From the earliest archaeological evidence of glass making dating to 3500 BC to the glorious medieval stained glass of Europe to the decline of stained glass between the Renaissance and the mid-19th century, the story of this marvelous material is the topic of a Stained Glass Workshop for Kids. The program, led by Museum Educator Lola Chen, will introduce kids to the subject. The workshop project is creating a stained-glass sun catcher. Children will help prepare their snack, Stained Glass Cookies.
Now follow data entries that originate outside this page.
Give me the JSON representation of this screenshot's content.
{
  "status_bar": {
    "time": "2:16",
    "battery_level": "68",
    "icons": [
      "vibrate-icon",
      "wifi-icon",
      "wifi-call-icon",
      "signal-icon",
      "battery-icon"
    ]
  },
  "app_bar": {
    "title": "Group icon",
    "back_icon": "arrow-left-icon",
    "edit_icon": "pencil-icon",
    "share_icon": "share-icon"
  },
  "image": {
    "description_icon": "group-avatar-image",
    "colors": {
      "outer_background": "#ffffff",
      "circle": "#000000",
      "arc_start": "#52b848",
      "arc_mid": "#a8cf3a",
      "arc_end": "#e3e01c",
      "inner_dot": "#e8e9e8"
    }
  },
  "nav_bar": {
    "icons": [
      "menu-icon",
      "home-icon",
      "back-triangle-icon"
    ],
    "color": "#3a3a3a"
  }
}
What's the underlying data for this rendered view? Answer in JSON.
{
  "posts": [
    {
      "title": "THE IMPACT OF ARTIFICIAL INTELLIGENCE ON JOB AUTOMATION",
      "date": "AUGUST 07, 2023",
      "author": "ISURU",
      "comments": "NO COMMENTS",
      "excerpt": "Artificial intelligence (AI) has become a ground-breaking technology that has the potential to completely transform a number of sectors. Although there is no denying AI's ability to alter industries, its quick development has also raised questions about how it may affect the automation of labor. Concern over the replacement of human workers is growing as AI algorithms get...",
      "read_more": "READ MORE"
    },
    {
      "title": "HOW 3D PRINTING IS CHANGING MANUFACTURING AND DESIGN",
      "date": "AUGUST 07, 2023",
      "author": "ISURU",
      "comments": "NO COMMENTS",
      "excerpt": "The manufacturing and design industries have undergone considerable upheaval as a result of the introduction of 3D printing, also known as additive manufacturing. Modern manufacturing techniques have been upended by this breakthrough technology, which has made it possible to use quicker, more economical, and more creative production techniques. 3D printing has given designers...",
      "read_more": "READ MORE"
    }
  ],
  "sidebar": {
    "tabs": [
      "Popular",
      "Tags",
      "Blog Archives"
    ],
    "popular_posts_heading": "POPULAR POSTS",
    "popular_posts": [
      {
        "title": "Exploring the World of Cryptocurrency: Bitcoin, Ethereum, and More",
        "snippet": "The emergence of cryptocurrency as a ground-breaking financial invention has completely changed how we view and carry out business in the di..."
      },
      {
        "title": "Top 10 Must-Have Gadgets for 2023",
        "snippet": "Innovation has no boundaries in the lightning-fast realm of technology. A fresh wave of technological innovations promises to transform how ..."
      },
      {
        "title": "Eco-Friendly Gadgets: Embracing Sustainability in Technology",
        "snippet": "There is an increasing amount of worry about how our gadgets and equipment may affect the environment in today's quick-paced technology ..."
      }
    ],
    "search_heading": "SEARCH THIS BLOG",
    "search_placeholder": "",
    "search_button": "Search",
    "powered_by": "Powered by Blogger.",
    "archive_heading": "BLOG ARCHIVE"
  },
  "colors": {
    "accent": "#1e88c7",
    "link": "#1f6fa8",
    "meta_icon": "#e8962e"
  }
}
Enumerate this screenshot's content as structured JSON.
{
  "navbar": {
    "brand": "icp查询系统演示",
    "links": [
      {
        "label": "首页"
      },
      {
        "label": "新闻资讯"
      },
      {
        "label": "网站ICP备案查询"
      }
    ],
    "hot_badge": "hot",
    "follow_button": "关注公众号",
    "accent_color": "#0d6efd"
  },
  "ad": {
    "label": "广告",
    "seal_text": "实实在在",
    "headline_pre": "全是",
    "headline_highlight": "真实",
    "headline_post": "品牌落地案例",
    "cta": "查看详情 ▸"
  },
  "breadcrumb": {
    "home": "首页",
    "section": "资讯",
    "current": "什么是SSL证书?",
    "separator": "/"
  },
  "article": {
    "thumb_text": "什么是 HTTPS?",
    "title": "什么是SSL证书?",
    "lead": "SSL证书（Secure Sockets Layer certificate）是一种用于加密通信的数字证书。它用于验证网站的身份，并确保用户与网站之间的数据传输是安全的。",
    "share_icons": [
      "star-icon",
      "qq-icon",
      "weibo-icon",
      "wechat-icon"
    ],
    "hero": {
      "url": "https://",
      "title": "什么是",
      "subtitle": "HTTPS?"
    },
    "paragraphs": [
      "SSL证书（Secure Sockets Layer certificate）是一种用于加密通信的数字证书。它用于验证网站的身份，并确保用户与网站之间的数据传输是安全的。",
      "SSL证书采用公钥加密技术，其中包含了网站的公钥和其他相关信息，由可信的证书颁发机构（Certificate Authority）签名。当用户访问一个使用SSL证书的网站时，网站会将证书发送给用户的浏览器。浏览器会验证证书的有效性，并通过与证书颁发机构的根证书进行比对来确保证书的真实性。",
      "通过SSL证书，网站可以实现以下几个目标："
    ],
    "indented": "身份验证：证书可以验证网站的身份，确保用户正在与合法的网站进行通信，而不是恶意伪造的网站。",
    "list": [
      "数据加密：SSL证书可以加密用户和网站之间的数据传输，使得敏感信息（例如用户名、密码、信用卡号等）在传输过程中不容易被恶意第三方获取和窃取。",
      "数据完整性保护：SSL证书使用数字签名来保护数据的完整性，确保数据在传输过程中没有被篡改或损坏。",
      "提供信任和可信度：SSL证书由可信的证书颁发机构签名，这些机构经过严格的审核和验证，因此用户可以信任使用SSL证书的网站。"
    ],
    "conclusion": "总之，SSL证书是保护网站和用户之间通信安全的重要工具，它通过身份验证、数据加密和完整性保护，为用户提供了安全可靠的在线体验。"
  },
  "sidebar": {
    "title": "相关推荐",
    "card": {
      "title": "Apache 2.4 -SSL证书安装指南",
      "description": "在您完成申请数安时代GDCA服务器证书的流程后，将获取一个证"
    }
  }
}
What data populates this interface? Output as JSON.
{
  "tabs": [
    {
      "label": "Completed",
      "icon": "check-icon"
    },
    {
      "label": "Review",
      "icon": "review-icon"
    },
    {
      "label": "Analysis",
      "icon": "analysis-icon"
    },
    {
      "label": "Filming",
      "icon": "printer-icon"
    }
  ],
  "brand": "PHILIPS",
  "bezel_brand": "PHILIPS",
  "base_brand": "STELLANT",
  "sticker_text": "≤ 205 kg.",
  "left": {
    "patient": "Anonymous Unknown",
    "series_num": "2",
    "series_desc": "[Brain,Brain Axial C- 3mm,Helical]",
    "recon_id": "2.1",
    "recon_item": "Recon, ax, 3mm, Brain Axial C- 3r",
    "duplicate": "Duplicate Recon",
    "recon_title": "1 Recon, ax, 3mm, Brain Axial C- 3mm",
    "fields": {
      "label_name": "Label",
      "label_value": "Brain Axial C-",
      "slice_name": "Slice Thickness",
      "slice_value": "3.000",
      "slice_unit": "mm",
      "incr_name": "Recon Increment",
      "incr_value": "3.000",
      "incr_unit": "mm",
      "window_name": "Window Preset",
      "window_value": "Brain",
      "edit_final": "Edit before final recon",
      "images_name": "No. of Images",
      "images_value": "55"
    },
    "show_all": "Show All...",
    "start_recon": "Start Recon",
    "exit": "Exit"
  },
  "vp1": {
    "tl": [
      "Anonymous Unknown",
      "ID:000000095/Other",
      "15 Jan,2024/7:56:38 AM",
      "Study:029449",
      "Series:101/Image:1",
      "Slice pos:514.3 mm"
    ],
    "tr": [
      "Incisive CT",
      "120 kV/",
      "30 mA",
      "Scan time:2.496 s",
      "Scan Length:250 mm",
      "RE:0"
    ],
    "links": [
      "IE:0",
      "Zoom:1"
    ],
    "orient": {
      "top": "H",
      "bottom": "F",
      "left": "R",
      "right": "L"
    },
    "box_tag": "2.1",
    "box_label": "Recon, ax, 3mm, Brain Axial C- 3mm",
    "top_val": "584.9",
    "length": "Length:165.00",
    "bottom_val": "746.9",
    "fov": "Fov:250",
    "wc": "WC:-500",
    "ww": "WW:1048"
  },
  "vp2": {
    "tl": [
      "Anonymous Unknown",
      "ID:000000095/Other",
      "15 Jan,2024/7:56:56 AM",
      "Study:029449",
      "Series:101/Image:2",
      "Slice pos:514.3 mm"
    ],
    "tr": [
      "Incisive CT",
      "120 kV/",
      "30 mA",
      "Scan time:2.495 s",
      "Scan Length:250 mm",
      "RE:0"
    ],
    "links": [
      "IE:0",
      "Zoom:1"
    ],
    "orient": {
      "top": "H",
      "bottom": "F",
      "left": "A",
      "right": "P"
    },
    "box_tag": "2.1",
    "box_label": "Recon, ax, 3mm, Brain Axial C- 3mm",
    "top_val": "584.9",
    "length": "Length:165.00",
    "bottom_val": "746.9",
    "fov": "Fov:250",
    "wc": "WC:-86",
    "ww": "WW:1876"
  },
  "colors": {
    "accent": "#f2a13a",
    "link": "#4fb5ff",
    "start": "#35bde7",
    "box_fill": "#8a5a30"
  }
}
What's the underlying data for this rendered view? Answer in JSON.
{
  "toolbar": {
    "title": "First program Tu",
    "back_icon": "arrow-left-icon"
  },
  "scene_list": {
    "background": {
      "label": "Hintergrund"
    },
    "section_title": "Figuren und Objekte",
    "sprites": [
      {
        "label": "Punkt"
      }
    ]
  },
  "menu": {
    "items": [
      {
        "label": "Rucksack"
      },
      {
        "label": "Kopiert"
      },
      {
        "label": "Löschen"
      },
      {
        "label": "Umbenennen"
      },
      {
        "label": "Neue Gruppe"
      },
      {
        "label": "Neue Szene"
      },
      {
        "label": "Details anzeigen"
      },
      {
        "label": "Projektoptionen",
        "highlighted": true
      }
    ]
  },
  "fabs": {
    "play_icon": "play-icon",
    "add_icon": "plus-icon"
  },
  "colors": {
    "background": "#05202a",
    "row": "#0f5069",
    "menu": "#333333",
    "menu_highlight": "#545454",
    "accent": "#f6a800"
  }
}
Suggested for ages 6 – 12. Wilton Historical Society Members $10 per child, maximum $25 per family; Non-members $15 per child, maximum $35 per family. Please register: firstname.lastname@example.org or call 203-762-7257.
Did You Know?
According to stained glass expert Dan Riggott “John LaFarge and Louis Comfort Tiffany are two of the most important influences on the American style. They were both American artists who began experimenting with glass, trying to develop glass that had a wide range of visual effects. LaFarge and Tiffany worked independently and eventually became competitors. LaFarge developed and copyrighted opalescent glass in 1879, but Tiffany was the one that actually popularized its use in stained glass windows. Tiffany’s name eventually became synonymous with the American glass movement. Both LaFarge and Tiffany used intricate cuts and richly colored glass to create an image. They also developed the technology of plating, or “layering” glass, which adds both depth and texture to the window. Tiffany also made use of the new copper strips technology that was being used instead of lead. Instead of using lead to hold the window together, copper could now be used instead, which was much thinner, and could create much more intricate sections of the window. Tiffany created stained glass windows with both Biblical and landscape scenes. Tiffany sold to both churches and wealthy private buyers.”